Australia’s dollar headed for the strongest weekly gain in six months before minutes on March 19 from the Reserve Bank’s latest meeting, when policy makers refrained from cutting interest rates.
The so-called Aussie traded within 0.3 percent of the highest level in more than five weeks versus the greenback as traders scaled back rate-cut bets following a report yesterday showing the biggest job gains in almost 13 years. New Zealand’s currency, nicknamed the kiwi, headed for a weekly loss as the nation’s central bank reiterated its focus on exchange rates.
“The expectation of an RBA rate cut has been pared back quite substantially,” causing a “huge bounce” in the Australian dollar, said Derek Mumford, a director at Rochford Capital, a currency risk-management company in Sydney. “I think the RBA is cautious of cutting too far, too soon.”

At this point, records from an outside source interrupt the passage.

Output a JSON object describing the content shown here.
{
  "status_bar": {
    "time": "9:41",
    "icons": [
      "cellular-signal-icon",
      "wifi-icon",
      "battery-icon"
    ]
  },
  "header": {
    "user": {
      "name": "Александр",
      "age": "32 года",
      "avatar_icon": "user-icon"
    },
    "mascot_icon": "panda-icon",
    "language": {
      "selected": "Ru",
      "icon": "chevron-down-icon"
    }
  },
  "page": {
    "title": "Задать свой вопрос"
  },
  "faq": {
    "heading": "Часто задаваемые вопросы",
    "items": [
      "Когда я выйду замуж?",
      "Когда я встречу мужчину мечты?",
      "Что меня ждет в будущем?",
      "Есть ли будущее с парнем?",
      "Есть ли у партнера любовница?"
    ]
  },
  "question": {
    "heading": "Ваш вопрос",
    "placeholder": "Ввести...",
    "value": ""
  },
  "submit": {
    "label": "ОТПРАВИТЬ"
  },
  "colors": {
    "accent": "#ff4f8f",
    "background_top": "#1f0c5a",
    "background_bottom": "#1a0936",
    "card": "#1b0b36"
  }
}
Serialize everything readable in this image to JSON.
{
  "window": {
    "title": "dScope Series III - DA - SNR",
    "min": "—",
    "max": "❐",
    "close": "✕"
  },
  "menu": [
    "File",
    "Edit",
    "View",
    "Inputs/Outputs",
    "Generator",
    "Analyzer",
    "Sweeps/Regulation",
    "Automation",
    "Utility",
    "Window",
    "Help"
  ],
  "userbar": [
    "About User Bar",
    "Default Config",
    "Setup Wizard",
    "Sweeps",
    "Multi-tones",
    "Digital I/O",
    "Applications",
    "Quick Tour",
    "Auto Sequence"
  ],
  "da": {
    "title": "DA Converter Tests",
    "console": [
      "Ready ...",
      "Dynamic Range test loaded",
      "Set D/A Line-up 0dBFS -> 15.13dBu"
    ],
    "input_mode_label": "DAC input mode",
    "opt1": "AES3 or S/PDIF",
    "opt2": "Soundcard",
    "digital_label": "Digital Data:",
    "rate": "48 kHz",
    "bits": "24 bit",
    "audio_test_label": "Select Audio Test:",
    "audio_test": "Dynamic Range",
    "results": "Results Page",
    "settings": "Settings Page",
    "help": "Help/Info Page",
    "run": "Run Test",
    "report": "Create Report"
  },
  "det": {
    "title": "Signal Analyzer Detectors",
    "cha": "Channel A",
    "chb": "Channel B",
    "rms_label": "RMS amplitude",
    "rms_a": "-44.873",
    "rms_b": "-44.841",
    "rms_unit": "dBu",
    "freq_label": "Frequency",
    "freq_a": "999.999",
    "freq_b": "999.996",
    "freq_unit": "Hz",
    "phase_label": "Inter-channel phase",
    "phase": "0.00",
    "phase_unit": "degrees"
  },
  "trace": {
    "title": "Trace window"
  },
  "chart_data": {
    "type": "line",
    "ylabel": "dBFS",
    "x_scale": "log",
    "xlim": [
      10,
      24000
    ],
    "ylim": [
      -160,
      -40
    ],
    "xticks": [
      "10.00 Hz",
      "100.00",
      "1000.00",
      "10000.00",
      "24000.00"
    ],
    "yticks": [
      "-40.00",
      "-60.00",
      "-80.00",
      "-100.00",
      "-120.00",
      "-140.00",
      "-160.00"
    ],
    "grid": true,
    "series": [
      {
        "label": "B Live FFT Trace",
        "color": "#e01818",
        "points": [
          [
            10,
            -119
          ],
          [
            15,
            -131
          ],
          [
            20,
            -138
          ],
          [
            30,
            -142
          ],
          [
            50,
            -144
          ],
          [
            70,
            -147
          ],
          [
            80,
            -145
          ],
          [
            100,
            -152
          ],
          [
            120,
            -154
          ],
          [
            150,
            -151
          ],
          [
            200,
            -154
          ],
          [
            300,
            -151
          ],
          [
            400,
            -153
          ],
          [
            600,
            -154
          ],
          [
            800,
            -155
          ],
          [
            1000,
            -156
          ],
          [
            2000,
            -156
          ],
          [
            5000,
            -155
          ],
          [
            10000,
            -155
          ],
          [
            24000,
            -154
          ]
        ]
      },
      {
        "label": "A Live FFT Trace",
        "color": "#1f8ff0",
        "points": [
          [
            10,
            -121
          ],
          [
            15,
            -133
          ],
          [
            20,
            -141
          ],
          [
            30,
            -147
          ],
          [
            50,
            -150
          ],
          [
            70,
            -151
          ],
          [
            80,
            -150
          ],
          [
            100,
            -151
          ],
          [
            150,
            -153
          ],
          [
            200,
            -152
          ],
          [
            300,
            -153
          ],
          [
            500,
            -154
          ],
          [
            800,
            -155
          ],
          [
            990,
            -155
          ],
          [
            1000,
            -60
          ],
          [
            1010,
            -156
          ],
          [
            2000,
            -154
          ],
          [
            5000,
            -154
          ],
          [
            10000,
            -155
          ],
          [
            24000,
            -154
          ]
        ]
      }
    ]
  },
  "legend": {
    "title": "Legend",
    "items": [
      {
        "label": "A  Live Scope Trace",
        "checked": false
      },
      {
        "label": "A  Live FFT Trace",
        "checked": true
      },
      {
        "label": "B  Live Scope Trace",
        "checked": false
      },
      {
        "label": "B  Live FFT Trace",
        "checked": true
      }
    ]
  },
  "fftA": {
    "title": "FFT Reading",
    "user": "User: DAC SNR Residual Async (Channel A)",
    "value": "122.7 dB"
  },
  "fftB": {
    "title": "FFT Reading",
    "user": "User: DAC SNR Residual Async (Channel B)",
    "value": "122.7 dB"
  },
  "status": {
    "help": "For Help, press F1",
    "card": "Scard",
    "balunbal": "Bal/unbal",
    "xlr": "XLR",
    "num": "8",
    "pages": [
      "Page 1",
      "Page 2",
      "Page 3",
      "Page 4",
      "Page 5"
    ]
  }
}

The Australian currency slipped 0.1 percent to $1.0371 as of 5:03 p.m. in Sydney from yesterday, when it touched $1.0401, the highest since Feb. 6. It has climbed 1.3 percent this week, the biggest gain since the five days ended Sept. 14 and the best performance among the Group of 10 currencies.
The New Zealand dollar weakened 0.1 percent to 82.13 U.S. cents. For the week, the kiwi was poised to fall 0.1 percent.
Minutes from the Reserve Bank of Australia’s March 5 meeting, due March 19, will give insight into the thinking of policy makers after they left the developed world’s highest benchmark interest rate unchanged for a third-straight time.
Rochford’s Mumford expects the Aussie dollar to rise to $1.0450 in coming weeks.
Australian bond yields of all maturities surged above the RBA’s 3 percent cash rate for the first time since 2011 yesterday, after the statistics bureau in Sydney said employers boosted positions by 71,500 in February from a month earlier, the biggest gain since July 2000.
Australia’s three-year bond yield fell four basis points today, or 0.04 percentage point, to 3.11 percent. Yesterday it touched 3.18 percent, the highest since April 23. The 10-year yield declined six basis points to 3.62 percent from yesterday, when it touched 3.71 percent, the highest since April 26.
Interest-rate swaps data compiled by Bloomberg show traders see an 87 percent chance the central bank will refrain from cutting the benchmark rate at the next meeting on April 2, up from 78 percent odds last week.
The RBA reduced 1.75 percentage points from the key rate in the 14 months through December.
In New Zealand, the central bank reiterated today it is monitoring exchange rates.
“Currently, monetary policy faces some big forecasting issues,” John McDermott, assistant governor and head of economics at the Reserve Bank of New Zealand, said in a text of a speech in Wellington. “One is the treatment of the exchange rate and its likely future path, which will have substantial effects on the economy.”
McDermott said an interest-rate cut might help inflation return to target sooner.
New Zealand’s central bank left its benchmark interest rate unchanged at a record low of 2.5 percent following a policy meeting yesterday.
“The overvalued New Zealand dollar is undermining profitability,” RBNZ Governor Graeme Wheeler said in a statement after the decision.